The Paul Bunyan Bar and Grill, located next to the Packer’s Roost between Martin City and Coram, is now open.

The business quietly opened Oct. 30 to curb crowding due to the coronavirus, said owner John VanValkenburg.

However, even after mostly relying on word-of-mouth advertising for the opening event, which featured live music from the Kalispell rock band Chain Reaction, it still drew a crowd of about 100 locals, he said.

VanValkenburg, who has owned several bars over the past 20 years — including The Bandit on Nucleus Avenue (now the Gunsight Saloon), plus two in Butte — said this is the first bar he’s really put his all into.

The 6,000-square-foot establishment contains a bar and lounge area with an indoor/outdoor stage, an open-concept restaurant where customers can see their cooks in action, and a small casino that is waiting on several parts before its machines are fully operational.

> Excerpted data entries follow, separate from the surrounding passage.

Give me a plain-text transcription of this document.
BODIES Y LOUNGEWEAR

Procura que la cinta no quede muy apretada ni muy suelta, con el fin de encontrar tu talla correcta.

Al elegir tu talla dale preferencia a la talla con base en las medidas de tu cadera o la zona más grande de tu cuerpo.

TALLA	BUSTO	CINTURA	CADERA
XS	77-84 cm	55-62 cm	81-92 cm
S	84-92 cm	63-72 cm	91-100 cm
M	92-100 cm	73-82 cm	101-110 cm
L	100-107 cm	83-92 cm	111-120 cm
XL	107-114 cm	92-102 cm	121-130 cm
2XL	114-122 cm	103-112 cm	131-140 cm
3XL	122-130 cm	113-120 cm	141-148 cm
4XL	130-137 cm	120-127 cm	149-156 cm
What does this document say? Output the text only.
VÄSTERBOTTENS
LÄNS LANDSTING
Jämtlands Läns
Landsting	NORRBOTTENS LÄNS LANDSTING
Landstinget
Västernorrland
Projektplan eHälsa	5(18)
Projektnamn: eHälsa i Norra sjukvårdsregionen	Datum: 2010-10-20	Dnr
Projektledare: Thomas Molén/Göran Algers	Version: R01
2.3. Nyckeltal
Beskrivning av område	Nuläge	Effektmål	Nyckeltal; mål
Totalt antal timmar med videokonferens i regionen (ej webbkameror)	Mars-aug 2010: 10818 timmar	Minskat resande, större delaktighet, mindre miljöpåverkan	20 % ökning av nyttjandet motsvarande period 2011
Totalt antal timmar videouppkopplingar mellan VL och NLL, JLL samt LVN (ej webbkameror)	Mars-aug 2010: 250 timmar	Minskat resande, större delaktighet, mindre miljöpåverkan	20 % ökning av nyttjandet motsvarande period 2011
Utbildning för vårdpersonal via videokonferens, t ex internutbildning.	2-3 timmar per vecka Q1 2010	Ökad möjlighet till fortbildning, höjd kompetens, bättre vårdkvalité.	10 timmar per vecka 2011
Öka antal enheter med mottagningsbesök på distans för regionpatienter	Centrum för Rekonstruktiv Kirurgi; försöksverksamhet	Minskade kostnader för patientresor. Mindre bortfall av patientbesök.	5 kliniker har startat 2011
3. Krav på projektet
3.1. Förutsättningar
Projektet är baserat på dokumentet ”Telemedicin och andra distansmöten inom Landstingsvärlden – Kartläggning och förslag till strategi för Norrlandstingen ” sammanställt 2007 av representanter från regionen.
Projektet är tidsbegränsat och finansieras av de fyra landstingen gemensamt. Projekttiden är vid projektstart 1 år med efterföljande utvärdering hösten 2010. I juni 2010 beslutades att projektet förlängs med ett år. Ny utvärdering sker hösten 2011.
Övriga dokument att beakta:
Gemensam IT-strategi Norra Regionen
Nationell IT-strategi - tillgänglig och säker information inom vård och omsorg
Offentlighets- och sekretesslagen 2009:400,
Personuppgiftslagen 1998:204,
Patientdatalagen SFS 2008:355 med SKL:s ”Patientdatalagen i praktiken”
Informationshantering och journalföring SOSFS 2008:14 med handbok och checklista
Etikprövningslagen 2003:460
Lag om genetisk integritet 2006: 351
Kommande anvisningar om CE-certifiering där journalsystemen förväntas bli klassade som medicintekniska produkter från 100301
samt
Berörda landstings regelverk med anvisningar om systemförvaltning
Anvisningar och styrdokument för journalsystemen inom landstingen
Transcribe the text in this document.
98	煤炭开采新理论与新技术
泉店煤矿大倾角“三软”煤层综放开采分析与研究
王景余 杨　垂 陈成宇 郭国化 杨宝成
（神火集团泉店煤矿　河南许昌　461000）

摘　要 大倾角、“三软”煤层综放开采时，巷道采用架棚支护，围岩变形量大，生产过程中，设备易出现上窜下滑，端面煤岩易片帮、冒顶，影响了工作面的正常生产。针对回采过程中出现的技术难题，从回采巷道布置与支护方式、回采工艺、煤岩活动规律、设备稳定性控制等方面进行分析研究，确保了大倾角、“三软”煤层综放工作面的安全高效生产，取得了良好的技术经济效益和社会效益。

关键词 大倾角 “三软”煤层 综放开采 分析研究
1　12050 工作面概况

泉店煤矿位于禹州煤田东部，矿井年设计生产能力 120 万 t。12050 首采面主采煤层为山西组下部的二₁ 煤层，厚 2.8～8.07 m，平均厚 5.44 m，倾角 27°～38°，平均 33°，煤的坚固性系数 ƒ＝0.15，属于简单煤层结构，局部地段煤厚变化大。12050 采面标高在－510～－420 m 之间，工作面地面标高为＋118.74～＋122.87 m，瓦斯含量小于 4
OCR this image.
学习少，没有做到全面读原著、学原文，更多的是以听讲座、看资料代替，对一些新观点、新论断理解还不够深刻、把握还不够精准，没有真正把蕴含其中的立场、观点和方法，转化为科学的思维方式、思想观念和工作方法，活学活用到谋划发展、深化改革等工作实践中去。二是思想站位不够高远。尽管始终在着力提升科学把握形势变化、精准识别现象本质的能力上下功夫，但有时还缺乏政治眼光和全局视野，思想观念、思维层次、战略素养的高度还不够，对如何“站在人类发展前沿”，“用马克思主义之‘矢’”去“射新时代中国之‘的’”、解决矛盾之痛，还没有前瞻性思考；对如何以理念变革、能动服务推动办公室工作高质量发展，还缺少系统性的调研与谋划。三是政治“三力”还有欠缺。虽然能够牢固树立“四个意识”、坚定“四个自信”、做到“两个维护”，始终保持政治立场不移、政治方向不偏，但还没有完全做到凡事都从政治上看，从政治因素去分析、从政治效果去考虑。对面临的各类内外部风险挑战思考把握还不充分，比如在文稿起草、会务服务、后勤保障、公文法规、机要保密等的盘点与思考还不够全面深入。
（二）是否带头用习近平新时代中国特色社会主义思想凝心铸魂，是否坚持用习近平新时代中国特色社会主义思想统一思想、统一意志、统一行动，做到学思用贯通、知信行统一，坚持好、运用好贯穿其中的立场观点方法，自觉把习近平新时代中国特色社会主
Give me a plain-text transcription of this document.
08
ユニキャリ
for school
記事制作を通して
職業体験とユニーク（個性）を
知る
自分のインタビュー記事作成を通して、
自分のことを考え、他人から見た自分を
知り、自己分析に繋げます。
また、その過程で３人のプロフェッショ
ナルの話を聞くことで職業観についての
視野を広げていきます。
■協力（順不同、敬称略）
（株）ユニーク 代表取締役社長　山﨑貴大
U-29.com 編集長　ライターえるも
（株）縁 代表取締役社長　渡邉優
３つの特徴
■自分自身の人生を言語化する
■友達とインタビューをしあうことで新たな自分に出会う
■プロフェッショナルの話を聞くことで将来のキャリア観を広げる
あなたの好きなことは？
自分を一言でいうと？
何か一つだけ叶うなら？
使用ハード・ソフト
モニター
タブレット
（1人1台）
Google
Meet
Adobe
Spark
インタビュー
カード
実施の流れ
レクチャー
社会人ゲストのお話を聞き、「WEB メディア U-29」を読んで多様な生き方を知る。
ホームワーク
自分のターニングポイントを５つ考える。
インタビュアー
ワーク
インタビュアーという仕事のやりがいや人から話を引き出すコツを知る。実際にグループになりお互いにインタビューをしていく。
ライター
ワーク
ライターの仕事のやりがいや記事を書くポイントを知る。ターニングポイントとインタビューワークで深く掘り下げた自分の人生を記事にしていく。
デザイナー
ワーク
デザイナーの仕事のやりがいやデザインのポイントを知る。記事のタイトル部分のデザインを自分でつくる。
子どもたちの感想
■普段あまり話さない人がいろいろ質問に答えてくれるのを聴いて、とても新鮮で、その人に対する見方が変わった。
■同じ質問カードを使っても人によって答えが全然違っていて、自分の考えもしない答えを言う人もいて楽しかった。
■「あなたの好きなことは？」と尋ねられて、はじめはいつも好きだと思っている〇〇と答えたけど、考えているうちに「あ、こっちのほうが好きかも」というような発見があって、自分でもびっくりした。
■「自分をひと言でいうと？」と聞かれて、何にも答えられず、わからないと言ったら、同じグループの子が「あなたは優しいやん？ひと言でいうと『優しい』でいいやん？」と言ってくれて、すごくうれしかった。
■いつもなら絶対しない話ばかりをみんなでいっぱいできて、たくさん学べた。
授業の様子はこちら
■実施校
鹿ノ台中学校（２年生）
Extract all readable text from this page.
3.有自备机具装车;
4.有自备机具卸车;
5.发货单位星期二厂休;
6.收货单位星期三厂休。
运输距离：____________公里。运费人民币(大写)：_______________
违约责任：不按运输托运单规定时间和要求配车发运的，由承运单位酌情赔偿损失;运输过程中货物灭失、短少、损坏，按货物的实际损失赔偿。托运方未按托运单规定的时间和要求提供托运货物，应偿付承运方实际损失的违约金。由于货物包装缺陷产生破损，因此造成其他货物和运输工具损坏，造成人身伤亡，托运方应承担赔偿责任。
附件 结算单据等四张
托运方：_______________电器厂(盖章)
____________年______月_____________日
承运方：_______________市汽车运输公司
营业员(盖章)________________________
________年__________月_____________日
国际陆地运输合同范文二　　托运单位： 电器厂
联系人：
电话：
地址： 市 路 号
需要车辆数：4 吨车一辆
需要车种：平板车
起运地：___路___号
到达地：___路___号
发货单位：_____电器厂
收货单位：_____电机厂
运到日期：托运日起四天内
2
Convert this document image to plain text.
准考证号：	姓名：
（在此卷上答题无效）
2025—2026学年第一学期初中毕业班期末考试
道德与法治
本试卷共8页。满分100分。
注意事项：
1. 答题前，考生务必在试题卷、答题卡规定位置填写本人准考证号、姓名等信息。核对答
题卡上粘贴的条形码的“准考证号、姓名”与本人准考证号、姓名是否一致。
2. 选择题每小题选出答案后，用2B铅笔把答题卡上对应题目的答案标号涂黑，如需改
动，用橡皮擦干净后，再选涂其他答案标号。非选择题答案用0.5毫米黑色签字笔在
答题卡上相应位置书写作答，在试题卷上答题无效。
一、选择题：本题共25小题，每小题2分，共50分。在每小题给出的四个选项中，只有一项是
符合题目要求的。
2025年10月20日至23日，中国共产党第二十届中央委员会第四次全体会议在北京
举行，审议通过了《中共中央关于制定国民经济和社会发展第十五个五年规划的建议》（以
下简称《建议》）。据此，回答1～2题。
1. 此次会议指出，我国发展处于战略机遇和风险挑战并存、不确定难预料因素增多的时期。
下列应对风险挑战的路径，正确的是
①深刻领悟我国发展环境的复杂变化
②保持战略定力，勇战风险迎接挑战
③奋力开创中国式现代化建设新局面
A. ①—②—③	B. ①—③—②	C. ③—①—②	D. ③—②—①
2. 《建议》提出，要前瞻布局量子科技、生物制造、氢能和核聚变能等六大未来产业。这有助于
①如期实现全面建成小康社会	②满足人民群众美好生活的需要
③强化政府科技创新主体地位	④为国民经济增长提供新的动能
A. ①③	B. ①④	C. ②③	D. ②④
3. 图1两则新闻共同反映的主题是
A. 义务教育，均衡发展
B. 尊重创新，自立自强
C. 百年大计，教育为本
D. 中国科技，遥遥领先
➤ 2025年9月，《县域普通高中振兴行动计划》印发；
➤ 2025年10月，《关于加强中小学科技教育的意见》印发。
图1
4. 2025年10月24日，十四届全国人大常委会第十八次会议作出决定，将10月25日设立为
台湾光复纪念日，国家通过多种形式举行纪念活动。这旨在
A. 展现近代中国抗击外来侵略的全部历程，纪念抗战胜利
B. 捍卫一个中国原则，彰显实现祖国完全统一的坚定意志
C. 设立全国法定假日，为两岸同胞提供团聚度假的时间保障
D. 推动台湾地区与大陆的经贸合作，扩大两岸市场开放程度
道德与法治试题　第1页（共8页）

The building, which has been under construction since 2017 and features many of VanValkenburg’s personal designs, including a bathroom hallway built in a zig-zag pattern to dampen the volume of live music traveling from the lounge area to the restaurant, each located on opposite wings of the building. He also designed and built an indoor stage with a large door as the backdrop. The door, hinged horizontally, can be opened to the concrete patio behind, allowing bands to turn around and play to an outdoor audience.

The interior is full of reclaimed historical building materials and decor that alludes to the area’s recent heritage and plays upon the lumberjack theme of the bar’s namesake. Many of the internal walls are sided with reclaimed lumber salvaged from an old barn and caboose in Hot Springs and the floor is made from oak fence wood from Michigan, VanValkenburg said.

After running out of reclaimed barn wood, VanValkenburg sided the interior of the lounge wing in salvaged logs from the demolished Log Cabin Bar, once located in Hungry Horse between Canyon Foods and the adjacent gas station. The wing is now dedicated to the Log Cabin Bar, said VanValkenburg, and even contains the bar’s old sign.

The building includes other unique touches such as signs and tables made from massive circular saw blades, thick timber slab tables shellacked with photos featuring the area’s history, door handles made from logging tongs, and shelves of antique chainsaws.

VANVALKENBURG ATTRIBUTES many of the creative additions to the generous length of time he had in which to incorporate them.

“As we built this for three years, we got all these different cool ideas. … When you’ve got three years to build something, you come up with an idea or two,” he said.

One of the saloon’s most striking features is what he cited as a fully restored 1905 Brunswick Empire back bar and counter, complete with hefty oak columns supporting three graceful arches framing several massive mirrors, which he originally had shipped from Colorado Springs to one of his bars in Butte.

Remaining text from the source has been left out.